The consumer centers and nutritional institutions recommend that you buy as cheap as possible supermarket honey. Often, behind it are cheap imported goods from abroad, which were often heated to prevent the crystallization of sugar. In addition, they often contain too much water and residues of antiobiotics.

Honey directly from the beekeeper or from health food stores has a banderole with the DIB seal of the German Beekeeping Association, which ensures very strict controls. Only this honey may call itself genuine German honey. Such honey complies with DIB quality guidelines, is guaranteed to be made in Germany and contains natural ingredients.

Organic honey or conventional honey?

It is the external environment that distinguishes conventional honey from organic honey. These include the attitude of the bees and the way the beekeeper works.
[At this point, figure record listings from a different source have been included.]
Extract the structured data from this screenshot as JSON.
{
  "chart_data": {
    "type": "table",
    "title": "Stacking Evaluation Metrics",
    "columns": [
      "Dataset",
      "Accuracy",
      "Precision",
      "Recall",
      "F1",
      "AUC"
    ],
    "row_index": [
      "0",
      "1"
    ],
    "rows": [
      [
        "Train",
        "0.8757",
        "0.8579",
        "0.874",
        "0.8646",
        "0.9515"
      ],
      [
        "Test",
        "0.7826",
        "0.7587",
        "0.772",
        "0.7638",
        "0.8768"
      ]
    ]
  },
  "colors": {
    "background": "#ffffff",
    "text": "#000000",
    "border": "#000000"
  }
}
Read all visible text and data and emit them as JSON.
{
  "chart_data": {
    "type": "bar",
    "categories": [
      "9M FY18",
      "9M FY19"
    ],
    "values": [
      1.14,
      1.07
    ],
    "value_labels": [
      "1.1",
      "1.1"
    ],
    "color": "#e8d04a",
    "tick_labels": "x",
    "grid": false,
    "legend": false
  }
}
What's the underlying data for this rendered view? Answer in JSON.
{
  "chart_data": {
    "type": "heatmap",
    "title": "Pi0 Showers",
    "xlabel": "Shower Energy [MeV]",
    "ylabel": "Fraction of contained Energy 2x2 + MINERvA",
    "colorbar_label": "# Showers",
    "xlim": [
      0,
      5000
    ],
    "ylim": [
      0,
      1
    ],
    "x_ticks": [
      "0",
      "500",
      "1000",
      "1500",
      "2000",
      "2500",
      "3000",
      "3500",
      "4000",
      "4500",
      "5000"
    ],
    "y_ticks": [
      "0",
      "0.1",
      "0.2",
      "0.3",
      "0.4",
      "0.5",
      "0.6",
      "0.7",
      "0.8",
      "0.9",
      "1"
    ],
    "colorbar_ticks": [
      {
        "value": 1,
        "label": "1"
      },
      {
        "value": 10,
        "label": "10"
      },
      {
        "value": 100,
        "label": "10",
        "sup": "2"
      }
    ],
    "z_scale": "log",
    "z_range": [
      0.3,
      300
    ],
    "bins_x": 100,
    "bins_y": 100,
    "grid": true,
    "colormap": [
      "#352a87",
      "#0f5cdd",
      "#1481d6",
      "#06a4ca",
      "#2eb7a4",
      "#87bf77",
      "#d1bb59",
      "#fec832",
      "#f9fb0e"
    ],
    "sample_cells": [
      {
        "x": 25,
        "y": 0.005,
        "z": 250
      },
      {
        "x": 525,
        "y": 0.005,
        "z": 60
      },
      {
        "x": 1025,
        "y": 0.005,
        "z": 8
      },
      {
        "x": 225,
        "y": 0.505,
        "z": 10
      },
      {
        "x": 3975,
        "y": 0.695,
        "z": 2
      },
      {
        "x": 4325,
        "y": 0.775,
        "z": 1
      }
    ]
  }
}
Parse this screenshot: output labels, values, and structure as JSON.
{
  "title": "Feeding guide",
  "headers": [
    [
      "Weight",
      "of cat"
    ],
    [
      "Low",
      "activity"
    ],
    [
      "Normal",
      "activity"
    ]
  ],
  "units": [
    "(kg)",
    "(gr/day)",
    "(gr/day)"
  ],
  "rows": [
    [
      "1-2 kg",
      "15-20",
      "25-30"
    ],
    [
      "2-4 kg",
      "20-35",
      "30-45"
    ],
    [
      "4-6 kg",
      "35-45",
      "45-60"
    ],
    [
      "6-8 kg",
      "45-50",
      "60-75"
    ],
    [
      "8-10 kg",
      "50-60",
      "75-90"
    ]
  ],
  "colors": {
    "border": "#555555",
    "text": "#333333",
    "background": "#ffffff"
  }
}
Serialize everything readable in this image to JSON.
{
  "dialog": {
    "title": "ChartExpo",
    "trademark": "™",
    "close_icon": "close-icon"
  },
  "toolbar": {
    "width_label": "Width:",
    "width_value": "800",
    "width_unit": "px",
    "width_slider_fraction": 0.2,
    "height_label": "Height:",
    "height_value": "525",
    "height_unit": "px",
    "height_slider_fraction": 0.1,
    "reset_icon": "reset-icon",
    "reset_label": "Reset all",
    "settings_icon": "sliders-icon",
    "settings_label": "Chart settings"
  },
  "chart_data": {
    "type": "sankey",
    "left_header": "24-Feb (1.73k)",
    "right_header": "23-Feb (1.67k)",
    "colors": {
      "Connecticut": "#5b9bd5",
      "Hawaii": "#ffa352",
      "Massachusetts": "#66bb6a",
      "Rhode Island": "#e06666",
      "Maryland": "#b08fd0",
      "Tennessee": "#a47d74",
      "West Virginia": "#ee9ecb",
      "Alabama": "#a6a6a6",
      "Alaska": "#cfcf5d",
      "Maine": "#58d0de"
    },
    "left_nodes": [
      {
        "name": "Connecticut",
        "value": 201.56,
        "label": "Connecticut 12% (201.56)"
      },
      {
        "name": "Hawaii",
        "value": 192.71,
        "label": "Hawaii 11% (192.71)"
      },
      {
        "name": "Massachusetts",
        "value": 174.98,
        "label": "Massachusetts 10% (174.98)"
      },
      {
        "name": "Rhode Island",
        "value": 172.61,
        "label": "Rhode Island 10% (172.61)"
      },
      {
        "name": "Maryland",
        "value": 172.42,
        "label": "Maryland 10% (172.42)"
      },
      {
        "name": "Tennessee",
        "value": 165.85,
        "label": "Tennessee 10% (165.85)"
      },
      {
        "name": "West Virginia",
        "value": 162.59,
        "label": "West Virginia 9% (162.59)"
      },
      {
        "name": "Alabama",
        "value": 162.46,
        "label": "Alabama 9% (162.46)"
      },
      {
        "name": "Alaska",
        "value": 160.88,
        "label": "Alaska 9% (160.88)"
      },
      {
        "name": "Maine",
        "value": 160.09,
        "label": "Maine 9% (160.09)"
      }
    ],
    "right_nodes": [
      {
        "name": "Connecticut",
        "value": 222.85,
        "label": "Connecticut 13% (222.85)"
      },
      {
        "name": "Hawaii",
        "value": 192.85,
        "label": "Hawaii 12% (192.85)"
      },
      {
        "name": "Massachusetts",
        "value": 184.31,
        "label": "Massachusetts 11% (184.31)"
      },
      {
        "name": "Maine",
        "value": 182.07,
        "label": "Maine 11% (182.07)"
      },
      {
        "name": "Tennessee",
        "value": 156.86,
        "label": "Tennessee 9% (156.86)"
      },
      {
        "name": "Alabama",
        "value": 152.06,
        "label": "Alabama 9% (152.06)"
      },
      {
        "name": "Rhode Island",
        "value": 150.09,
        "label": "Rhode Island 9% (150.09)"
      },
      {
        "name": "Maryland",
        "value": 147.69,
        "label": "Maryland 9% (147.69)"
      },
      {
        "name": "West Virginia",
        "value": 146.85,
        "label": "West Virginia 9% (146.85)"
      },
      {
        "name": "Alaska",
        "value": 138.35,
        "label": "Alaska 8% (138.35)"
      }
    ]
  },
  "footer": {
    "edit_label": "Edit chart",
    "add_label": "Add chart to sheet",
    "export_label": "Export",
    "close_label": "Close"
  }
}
The requirements for organic beekeeping are set out in the EU Organic Regulation. For example, within a radius of three kilometers around the beehive, the nectar and pollen habit is essentially made up of organic crops with a low environmental impact. That means the surrounding ones Fields should be grown organically. However, one has to be aware that bees can fly for more than three kilometers and therefore may also fly to sprayed fields.

In addition, the following apply Specifications for organic honey:

  • The beehives must be made of wood instead of plastic.
  • The wood coatings of the boxes must not be transferred to the honey in such a way that they cause residues there.
  • Furthermore, if necessary, feeding is done with a bio-sugar solution.
  • Even in the treatment of bee diseases strict rules must be observed.

Because of the required certification, the strict regulations, the regular inspections and the high costs, however, a production of organic honey for beekeepers often pays off only from a certain farm size.

Fair trade honey as a good alternative

Fairtrade honey is a good alternative to local honey. Much of the imported honey comes from developing countries. The Fairtrade seal guarantees that the price of the honey covers the production costs of the local producers.

In the case of fair-trade honey, the consumer magazine Öko-Test was unable to detect any residues of genetically modified pollen in an investigation - as in the honey of German beekeepers.